World's biggest dinosaur footprints found in north-western Australia
Scientists have published details of the world's biggest dinosaur footprints, found in Western Australia, with the sauropod prints measuring a whopping 1.7 metres.
They top a dinosaur footprint found in the Mongolian desert, reported last year, that measured 106cm.
Key points:
- A number of 1.7m-long dinosaur footprints have been found north of Broome
- The dinosaur that left the prints was the largest member of the sauropods, which includes dinosaurs such as the brontosaurus
- The area was a large river delta 130 million years ago, with dinosaurs crossing wet sandy areas
The scientific description of the 1.7-metre footprints has been published by University of Queensland vertebrate palaeontologist Steve Salisbury, in the Memoir of the Society of Vertebrate Paleontology, after a two- to three-year peer review process.
The footprints were found on the north-western coast of Western Australia, where Dr Salisbury's research project has revealed the journeys of dinosaurs up and down the coast.
"We've got several tracks up in that area that are about 1.7 metres long," Dr Salisbury said.
"So most people would be able to fit inside tracks that big, and they indicate animals that are probably around 5.3 to 5.5 metres at the hip, which is enormous."
The dinosaur that left the prints on what is now sandstone rock platforms, on a remote coastline north of Broome, was the largest member of the sauropods, which includes well-known dinosaurs such as the brontosaurus.
"At first it would seem a footprint that size and an animal that big, is it scientifically possible?" Dr Salisbury said.
"These animals did exist. They were out there and we're seeing evidence of them having existed in the Kimberley 130 million years ago based on these tracks."
Big prints and lots of them
The 1.7-metre footprints are easily the biggest discovered, and their sheer size meant they were initially overlooked.
"Probably the next biggest footprints are just over a metre," Dr Salisbury said.
"Some of them are so big we didn't really notice them for some time because they're sort of beyond your search image for a dinosaur track."

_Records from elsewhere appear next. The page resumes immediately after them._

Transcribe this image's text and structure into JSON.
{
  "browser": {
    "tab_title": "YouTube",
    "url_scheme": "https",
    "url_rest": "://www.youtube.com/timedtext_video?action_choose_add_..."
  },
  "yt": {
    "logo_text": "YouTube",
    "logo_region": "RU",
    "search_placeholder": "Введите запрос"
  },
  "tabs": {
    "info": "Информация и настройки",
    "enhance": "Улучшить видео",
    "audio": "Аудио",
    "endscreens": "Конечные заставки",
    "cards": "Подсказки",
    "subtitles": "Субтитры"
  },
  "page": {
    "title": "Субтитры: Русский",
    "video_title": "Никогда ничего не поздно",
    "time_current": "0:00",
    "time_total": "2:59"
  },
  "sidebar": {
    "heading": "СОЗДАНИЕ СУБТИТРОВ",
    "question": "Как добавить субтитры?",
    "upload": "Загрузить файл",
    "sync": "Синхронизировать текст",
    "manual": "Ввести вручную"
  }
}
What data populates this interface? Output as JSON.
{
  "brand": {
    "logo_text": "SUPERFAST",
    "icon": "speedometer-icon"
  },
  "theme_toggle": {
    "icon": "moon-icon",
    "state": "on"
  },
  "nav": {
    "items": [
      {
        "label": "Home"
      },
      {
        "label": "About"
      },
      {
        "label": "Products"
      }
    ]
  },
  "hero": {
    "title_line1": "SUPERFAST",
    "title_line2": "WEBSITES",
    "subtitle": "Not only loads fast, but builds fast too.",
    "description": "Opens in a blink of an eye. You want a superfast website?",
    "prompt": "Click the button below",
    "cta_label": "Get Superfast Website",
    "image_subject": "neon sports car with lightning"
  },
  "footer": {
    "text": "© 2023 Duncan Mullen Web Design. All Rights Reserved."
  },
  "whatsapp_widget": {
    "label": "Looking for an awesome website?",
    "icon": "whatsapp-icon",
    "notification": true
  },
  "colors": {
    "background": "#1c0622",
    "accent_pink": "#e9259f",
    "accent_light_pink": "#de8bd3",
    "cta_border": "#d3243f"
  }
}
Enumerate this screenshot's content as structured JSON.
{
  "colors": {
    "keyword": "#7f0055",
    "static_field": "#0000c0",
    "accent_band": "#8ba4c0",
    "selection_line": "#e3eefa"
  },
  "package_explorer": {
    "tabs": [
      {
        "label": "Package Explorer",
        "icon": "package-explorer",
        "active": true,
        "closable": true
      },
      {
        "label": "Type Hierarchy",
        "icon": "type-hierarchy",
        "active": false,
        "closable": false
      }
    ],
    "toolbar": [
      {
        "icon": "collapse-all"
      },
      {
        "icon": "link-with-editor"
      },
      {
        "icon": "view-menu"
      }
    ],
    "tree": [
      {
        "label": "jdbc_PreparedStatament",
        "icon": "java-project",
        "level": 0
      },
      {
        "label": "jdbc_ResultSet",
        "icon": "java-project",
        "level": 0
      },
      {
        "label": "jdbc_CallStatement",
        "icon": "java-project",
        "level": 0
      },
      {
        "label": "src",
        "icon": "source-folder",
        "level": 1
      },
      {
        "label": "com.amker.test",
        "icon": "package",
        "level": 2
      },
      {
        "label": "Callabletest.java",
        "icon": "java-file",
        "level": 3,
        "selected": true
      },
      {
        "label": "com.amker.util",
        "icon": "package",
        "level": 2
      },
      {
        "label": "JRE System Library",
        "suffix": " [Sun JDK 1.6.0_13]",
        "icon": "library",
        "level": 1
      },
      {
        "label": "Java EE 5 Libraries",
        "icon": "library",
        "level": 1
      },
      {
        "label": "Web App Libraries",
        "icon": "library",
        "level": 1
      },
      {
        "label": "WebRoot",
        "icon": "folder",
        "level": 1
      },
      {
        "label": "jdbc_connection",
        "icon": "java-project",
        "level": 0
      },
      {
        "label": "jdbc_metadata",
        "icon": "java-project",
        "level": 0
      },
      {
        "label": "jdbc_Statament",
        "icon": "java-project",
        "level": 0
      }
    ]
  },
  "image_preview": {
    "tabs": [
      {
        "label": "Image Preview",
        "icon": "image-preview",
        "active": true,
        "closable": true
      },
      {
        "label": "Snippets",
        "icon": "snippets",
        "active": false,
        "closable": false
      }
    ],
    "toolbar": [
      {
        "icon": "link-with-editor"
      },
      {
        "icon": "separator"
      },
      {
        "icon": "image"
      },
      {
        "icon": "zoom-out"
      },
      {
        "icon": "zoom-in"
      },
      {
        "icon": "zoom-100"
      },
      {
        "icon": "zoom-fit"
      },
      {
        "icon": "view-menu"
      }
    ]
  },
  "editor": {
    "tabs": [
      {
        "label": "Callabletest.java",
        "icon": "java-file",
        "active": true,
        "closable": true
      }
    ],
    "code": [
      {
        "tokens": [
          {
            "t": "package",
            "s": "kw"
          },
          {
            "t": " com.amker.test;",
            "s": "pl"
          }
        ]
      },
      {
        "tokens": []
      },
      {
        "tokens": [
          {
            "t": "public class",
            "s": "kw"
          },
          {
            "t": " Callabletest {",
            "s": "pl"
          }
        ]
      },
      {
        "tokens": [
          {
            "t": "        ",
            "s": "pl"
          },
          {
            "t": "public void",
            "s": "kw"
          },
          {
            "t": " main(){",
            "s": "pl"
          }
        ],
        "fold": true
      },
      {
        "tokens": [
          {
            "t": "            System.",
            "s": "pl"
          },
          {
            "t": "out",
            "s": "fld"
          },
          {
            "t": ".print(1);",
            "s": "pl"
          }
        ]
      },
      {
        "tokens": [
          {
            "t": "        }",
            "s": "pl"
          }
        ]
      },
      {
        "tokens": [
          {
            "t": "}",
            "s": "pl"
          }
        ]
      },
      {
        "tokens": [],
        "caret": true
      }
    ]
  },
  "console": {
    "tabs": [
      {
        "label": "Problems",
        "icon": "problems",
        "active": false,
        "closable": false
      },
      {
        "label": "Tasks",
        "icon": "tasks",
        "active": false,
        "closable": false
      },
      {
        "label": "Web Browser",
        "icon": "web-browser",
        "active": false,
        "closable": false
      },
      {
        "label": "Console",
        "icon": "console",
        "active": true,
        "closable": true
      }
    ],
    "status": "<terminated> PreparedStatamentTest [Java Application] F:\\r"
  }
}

More remarkable to scientists is that the world's biggest footprints are just one type of about 21 different kinds of dinosaur footprints in the area.
"With 21 different types of tracks represented, that makes it the most diverse dinosaur footprint fauna in the world," Dr Salisbury said.
The area was a large river delta 130 million years ago, with dinosaurs crossing wet sandy areas between surrounding forested areas.
The challenge for palaeontologists will now be interpreting such a wealth of footprints.
"There are huge areas around that coastline where all you can see are dinosaur tracks," Dr Salisbury said.
"They've just been churned up by dinosaurs, the same as what you see around a dam when a lot of cattle and sheep and kangaroos have come in and made a mess of the mud."
Proposed gas plant led to research
Dr Salisbury started studying dinosaur footprints on the coast north of Broome when the James Price Point area, known as Walmadan to traditional owners, was listed for development into a gas processing facility.
"Dinosaur tracks have been known through that area, probably for thousands of years. They form part of the song cycle," he said.
"When the area was selected as the site for a liquid natural gas processing precinct, it was assumed there was nothing there.
"This is where we got contacted to come in and have closer look, and it didn't take long for us to realise that … there was a spectacular dinosaur track fauna preserved there that was at risk."
The development did not proceed when Woodside Petroleum determined gas processing at the site would not be economically feasible.
The area has also gained National Heritage listing, and Dr Salisbury hopes his work will attract interested people to visit the area and see the world's biggest dinosaur footprints with Indigenous traditional owners.
"In the future probably the best way for people to see what's at Walmadan is to do it on country through something like the Lurujarri Heritage trail," Dr Salisbury said.
"So spend time walking through there, learning the stories and seeing things as they come up during that walk."